S’il ne connaît effectivement que quelques députés parmi les nouveaux élus, Emmanuel Macron a dû en découvrir d’autres, notamment grâce à des vidéos d’interviews diffusées sur les réseaux sociaux. Qui n’a pas écouté Anissa Khedher, élue dans la 7e circonscription du Rhône, proposer d’installer des paravents dans les classes pour les séparer en deux, et répondre ainsi à la promesse présidentielle d' » augmenter le nombre de classes  » ? Un ancien de 1981, Bertrand Delanoë, reste malgré tout résolument optimiste :  » Oui, il va falloir investir sur de nouveaux élus, faire confiance à leur sérieux, à leur capacité de travail, même s’ils sont totalement inconnus… C’est difficile, j’en conviens, mais ça me paraît tout à fait faisable !  » L’ex-député UMP François Goulard est plus circonspect :  » Ça va être un joyeux souk, oui ! Une dizaine de Jean Lassalle (NDLR : député des Pyrénées-Atlantiques et candidat à la présidentielle) vont passer entre les mailles du filet. Pittoresque ! Plus sérieusement, il va falloir suppléer l’inexpérience de la majorité des députés… Le ministre des Relations avec le Parlement ne va pas dormir beaucoup.  »

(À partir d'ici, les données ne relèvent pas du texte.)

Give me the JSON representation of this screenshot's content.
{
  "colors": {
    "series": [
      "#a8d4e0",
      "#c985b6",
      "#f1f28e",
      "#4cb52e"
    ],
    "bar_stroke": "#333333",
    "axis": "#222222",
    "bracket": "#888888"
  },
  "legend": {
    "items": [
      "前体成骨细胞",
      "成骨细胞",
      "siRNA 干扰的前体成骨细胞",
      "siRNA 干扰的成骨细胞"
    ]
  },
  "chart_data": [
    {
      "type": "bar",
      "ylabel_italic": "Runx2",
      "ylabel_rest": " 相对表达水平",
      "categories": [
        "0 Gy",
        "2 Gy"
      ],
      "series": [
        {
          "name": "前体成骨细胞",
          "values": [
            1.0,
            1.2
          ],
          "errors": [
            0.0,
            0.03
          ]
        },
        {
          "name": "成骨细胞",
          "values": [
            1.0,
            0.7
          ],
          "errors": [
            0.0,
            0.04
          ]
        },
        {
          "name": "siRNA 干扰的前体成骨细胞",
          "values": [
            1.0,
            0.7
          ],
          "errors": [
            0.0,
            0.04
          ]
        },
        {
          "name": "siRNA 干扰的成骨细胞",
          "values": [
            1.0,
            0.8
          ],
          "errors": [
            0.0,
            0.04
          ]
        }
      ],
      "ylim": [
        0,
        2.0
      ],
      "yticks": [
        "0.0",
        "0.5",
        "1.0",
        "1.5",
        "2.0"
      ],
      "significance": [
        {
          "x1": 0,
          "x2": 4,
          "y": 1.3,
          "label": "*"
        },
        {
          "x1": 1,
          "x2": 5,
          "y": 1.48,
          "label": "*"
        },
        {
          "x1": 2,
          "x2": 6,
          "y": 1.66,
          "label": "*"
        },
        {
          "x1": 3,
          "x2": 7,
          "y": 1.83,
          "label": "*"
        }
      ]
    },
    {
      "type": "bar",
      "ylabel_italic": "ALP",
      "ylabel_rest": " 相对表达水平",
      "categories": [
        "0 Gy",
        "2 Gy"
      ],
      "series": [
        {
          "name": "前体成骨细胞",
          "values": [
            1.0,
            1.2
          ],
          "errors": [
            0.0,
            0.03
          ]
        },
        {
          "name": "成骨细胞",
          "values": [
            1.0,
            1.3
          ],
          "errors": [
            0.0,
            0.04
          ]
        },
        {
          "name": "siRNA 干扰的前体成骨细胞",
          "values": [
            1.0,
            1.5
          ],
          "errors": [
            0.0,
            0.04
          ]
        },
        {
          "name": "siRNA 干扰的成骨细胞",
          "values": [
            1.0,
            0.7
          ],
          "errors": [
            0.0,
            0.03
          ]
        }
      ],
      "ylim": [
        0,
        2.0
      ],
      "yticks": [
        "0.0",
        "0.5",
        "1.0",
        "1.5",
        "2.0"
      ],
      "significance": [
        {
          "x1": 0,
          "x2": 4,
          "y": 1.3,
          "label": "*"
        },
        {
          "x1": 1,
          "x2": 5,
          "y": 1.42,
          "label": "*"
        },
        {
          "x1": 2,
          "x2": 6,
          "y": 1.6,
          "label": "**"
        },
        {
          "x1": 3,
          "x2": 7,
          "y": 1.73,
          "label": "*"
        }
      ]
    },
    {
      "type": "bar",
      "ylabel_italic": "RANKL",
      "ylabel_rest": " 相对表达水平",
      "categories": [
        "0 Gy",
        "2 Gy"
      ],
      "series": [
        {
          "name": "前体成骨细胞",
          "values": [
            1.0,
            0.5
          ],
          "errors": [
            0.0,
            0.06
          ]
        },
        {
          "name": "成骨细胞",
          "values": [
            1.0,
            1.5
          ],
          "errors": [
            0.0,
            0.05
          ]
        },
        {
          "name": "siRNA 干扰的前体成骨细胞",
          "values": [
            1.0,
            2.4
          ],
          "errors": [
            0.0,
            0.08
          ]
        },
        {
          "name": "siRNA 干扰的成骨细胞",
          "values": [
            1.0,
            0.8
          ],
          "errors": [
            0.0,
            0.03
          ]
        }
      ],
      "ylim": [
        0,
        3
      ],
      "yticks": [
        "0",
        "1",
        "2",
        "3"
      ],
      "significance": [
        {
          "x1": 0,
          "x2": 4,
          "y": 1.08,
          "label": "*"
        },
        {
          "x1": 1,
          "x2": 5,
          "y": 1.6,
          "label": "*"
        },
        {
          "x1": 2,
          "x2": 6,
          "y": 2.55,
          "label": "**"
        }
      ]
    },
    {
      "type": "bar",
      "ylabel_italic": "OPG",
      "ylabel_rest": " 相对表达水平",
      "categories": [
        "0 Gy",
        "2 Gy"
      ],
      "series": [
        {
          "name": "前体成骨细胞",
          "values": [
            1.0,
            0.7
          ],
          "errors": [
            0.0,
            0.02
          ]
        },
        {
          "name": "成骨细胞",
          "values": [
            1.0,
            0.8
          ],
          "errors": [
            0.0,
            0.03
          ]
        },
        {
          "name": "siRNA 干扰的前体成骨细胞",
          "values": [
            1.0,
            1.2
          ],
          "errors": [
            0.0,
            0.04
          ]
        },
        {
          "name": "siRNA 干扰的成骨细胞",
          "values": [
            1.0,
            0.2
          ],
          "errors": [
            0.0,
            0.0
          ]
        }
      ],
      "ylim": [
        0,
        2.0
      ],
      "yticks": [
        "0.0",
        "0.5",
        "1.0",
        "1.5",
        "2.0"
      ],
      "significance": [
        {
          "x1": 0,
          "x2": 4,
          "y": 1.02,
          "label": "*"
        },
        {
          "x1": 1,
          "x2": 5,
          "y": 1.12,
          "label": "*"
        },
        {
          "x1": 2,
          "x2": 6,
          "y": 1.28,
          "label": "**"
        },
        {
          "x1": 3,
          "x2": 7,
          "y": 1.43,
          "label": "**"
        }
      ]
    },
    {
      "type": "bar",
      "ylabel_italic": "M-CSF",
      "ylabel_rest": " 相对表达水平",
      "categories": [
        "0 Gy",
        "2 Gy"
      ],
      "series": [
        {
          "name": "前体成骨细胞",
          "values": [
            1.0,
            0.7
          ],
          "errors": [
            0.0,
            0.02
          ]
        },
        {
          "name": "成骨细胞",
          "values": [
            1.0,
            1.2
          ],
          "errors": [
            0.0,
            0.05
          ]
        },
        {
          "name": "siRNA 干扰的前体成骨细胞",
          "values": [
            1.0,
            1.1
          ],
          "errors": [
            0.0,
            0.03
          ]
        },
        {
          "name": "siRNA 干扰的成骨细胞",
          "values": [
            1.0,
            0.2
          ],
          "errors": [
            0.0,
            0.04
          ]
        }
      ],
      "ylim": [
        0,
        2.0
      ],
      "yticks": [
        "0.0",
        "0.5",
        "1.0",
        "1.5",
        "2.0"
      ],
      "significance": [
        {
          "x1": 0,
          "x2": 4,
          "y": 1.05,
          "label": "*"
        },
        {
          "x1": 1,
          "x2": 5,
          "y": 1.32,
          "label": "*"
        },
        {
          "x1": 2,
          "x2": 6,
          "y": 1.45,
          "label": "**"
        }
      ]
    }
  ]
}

A l’époque de François Goulard, le président du groupe majoritaire, Jacques Barrot, prenait les râleurs par les sentiments :  » Mon cher collègue, vous touchez un point sensible… C’est très douloureux pour moi.  » Il feignait aussi facilement la colère que le malheur pour mieux contrôler ses troupes, dans ce théâtre grandeur nature que peut être l’Assemblée nationale. Cette année, alors que les socialistes ont banalisé la fronde dans l’Hémicycle et que la plupart des élus REM n’ont aucune idée du travail collectif, il faudra sans doute un peu plus à Richard Ferrand, qui quitte le gouvernement pour prendre la direction du groupe, que des talents de tragédien pour garder la main sur environ 310 députés.

Par Jean-Baptiste Daoulas et Elise Karlin.